One approach is to try to resolve the claim with your insurance company to come to a resolution. Usually, denied claims can be appealed, although it isn’t clear how many of these appeals end up with a different outcome. Depending on the circumstances, it is sometimes beneficial to initiate two or even all of these remedies.
A second way to deal with unjust treatment by an insurance company is to report the abuse to the state insurance regulator in your state. Often called the Department of Insurance, the state’s insurance regulator is supposed to enforce the state insurance laws and regulations code through administrative procedures. However, many insurance regulators are underfunded, understaffed and overburdened. As a result, depending on the state, relying on the insurance department to help may be futile.
The third approach is to retain an attorney to deal with and, if necessary, sue your insurance company. While it is always possible to try to sue the insurance company without an attorney, unless you are an expert in insurance, or the claim is very small so that you can handle it in a small claims court, insurance companies are experts in defending claims and are likely to put you through the legal wringer if you try to handle any meaningful case yourself.
If the insurance company has not met its obligations to you under the insurance policy the action is for breach of contract. In a breach of contract claim you are seeking the benefits that you are entitled to under the insurance policy. This might mean forcing a health insurance company to pay for a procedure that they wrongly claimed was experimental, or paying under your auto insurance policy’s uninsured motorist’s coverage if the driver who injured you had no coverage.

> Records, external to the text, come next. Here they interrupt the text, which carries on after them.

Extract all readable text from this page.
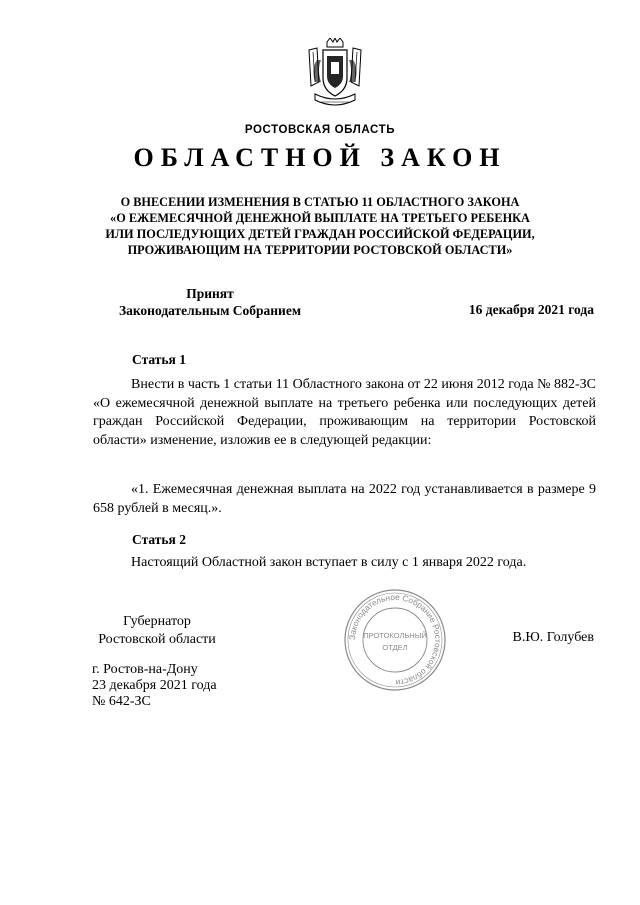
РОСТОВСКАЯ ОБЛАСТЬ
ОБЛАСТНОЙ ЗАКОН
О ВНЕСЕНИИ ИЗМЕНЕНИЯ В СТАТЬЮ 11 ОБЛАСТНОГО ЗАКОНА
«О ЕЖЕМЕСЯЧНОЙ ДЕНЕЖНОЙ ВЫПЛАТЕ НА ТРЕТЬЕГО РЕБЕНКА
ИЛИ ПОСЛЕДУЮЩИХ ДЕТЕЙ ГРАЖДАН РОССИЙСКОЙ ФЕДЕРАЦИИ,
ПРОЖИВАЮЩИМ НА ТЕРРИТОРИИ РОСТОВСКОЙ ОБЛАСТИ»
Принят
Законодательным Собранием	16 декабря 2021 года
Статья 1
Внести в часть 1 статьи 11 Областного закона от 22 июня 2012 года № 882-ЗС «О ежемесячной денежной выплате на третьего ребенка или последующих детей граждан Российской Федерации, проживающим на территории Ростовской области» изменение, изложив ее в следующей редакции:
«1. Ежемесячная денежная выплата на 2022 год устанавливается в размере 9 658 рублей в месяц.».
Статья 2
Настоящий Областной закон вступает в силу с 1 января 2022 года.
Губернатор
Ростовской области	В.Ю. Голубев
г. Ростов-на-Дону
23 декабря 2021 года
№ 642-ЗС
Законодательное Собрание Ростовской области
ПРОТОКОЛЬНЫЙ
ОТДЕЛ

If an insurance company has acted in bad faith while denying your claim, you also may have a separate claim for insurance bad faith. That would enable you to recover additional damages beyond what the policy promised and the insurance company should have paid, including any additional damages you suffered because of the delay in payment, plus punitive damages, which are designed to both penalize the insurance company and deter the company from treating insurance consumers improperly in the future.